Friday, August 1, 2014

Today I'm going to continue the discussion on SplunkLite.Net.
In today's post we continue our discussion on porting  the Splunk forwarder functionality to Splunk Lite.Net Here we look at the data structures such as the QueueReader and QueueWriter in ProducerConsumerQueue. We are making sure the ProducerConsumerQueue has equivalent in.Net
Queue is the abstact notion to read CowPipelineData.
QueueReader is the interface for the client to read data from the queue
QueueWriter is the interface for the client app to add data to the queue. There are several queue implementations
Each QueueWriterImplementations has additional methods to get the size, check if the queue is full or empty, reset the size, get stats, remove a single item, add metrics and shutdown.

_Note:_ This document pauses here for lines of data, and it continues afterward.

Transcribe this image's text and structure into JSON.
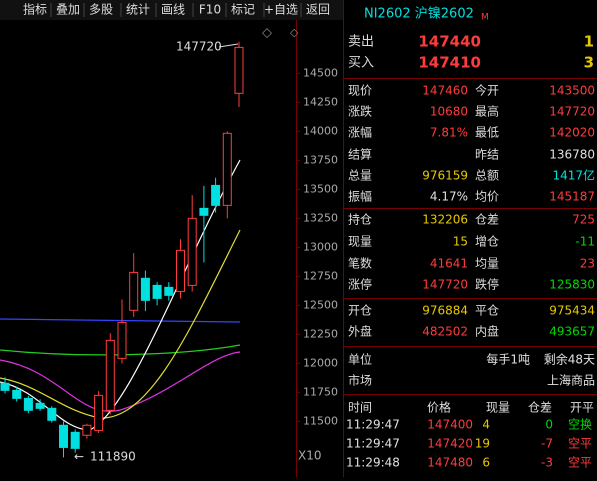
{
  "toolbar": [
    "指标",
    "叠加",
    "多股",
    "统计",
    "画线",
    "F10",
    "标记",
    "+自选",
    "返回"
  ],
  "header": {
    "symbol": "NI2602 沪镍2602",
    "badge": "M"
  },
  "orderbook": [
    [
      "卖出",
      "147440",
      "1"
    ],
    [
      "买入",
      "147410",
      "3"
    ]
  ],
  "stats": [
    {
      "left": [
        "现价",
        "147460"
      ],
      "right": [
        "今开",
        "143500"
      ]
    },
    {
      "left": [
        "涨跌",
        "10680"
      ],
      "right": [
        "最高",
        "147720"
      ]
    },
    {
      "left": [
        "涨幅",
        "7.81%"
      ],
      "right": [
        "最低",
        "142020"
      ]
    },
    {
      "left": [
        "结算"
      ],
      "right": [
        "昨结",
        "136780"
      ]
    },
    {
      "left": [
        "总量",
        "976159"
      ],
      "right": [
        "总额",
        "1417亿"
      ]
    },
    {
      "left": [
        "振幅",
        "4.17%"
      ],
      "right": [
        "均价",
        "145187"
      ]
    },
    {
      "left": [
        "持仓",
        "132206"
      ],
      "right": [
        "仓差",
        "725"
      ]
    },
    {
      "left": [
        "现量",
        "15"
      ],
      "right": [
        "增仓",
        "-11"
      ]
    },
    {
      "left": [
        "笔数",
        "41641"
      ],
      "right": [
        "均量",
        "23"
      ]
    },
    {
      "left": [
        "涨停",
        "147720"
      ],
      "right": [
        "跌停",
        "125830"
      ]
    },
    {
      "left": [
        "开仓",
        "976884"
      ],
      "right": [
        "平仓",
        "975434"
      ]
    },
    {
      "left": [
        "外盘",
        "482502"
      ],
      "right": [
        "内盘",
        "493657"
      ]
    }
  ],
  "info": [
    [
      "单位",
      "每手1吨",
      "剩余48天"
    ],
    [
      "市场",
      "上海商品"
    ]
  ],
  "trades": {
    "columns": [
      "时间",
      "价格",
      "现量",
      "仓差",
      "开平"
    ],
    "rows": [
      [
        "11:29:47",
        "147400",
        "4",
        "0",
        "空换"
      ],
      [
        "11:29:47",
        "147420",
        "19",
        "-7",
        "空平"
      ],
      [
        "11:29:48",
        "147480",
        "6",
        "-3",
        "空平"
      ]
    ]
  },
  "kline": {
    "ylim": [
      11020,
      14960
    ],
    "yticks": [
      14500,
      14250,
      14000,
      13750,
      13500,
      13250,
      13000,
      12750,
      12500,
      12250,
      12000,
      11750,
      11500
    ],
    "candles": [
      {
        "open": 11828,
        "high": 11880,
        "low": 11740,
        "close": 11767
      },
      {
        "open": 11767,
        "high": 11800,
        "low": 11670,
        "close": 11698
      },
      {
        "open": 11698,
        "high": 11720,
        "low": 11570,
        "close": 11595
      },
      {
        "open": 11655,
        "high": 11690,
        "low": 11590,
        "close": 11612
      },
      {
        "open": 11612,
        "high": 11630,
        "low": 11490,
        "close": 11509
      },
      {
        "open": 11466,
        "high": 11500,
        "low": 11189,
        "close": 11275
      },
      {
        "open": 11405,
        "high": 11430,
        "low": 11230,
        "close": 11267
      },
      {
        "open": 11380,
        "high": 11480,
        "low": 11350,
        "close": 11466
      },
      {
        "open": 11422,
        "high": 11760,
        "low": 11400,
        "close": 11724
      },
      {
        "open": 11595,
        "high": 12260,
        "low": 11560,
        "close": 12198
      },
      {
        "open": 12043,
        "high": 12550,
        "low": 12000,
        "close": 12353
      },
      {
        "open": 12457,
        "high": 12950,
        "low": 12400,
        "close": 12784
      },
      {
        "open": 12733,
        "high": 12800,
        "low": 12450,
        "close": 12543
      },
      {
        "open": 12672,
        "high": 12700,
        "low": 12500,
        "close": 12560
      },
      {
        "open": 12655,
        "high": 12700,
        "low": 12540,
        "close": 12586
      },
      {
        "open": 12620,
        "high": 13070,
        "low": 12560,
        "close": 12974
      },
      {
        "open": 12672,
        "high": 13450,
        "low": 12620,
        "close": 13250
      },
      {
        "open": 13336,
        "high": 13530,
        "low": 12870,
        "close": 13276
      },
      {
        "open": 13534,
        "high": 13600,
        "low": 13300,
        "close": 13362
      },
      {
        "open": 13362,
        "high": 14000,
        "low": 13250,
        "close": 13983
      },
      {
        "open": 14328,
        "high": 14772,
        "low": 14210,
        "close": 14724
      }
    ],
    "high_label": "147720",
    "low_label": "111890",
    "scale_label": "X10"
  }
}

The writers can be in memory or in disk writers.
A PersistentQueue is one which has one reader and many writers. The writers write to memory but when they overflow they right to disk.
A ProducerConsumerQueue has in memory writers by name, persistent writers by name, list of all writers, the next provider to be polled for data, a mutex protecting condition, and a queue not empty condition.
 With the PipelineData,we mentioned earlier that each thread can have its exlusive CowPipelineData though underlying they may share the same PipelineData.
Moreover, we mentioned that the PipelineData uses notion of RawStoragePool and RawStorageReference but these are not suitable for porting because we don't manage memory in .Net.
Anytime the underlying data is modified, we do something like this in the forwarder:
PipelineData *x  = pData.getWriter()
x->put(...)
Together this shows that we can use .Net collection but retain the semantics of a queue reader and writer in SplunkLite.Net.
Search is one of the biggest operations and we will deal with that soon.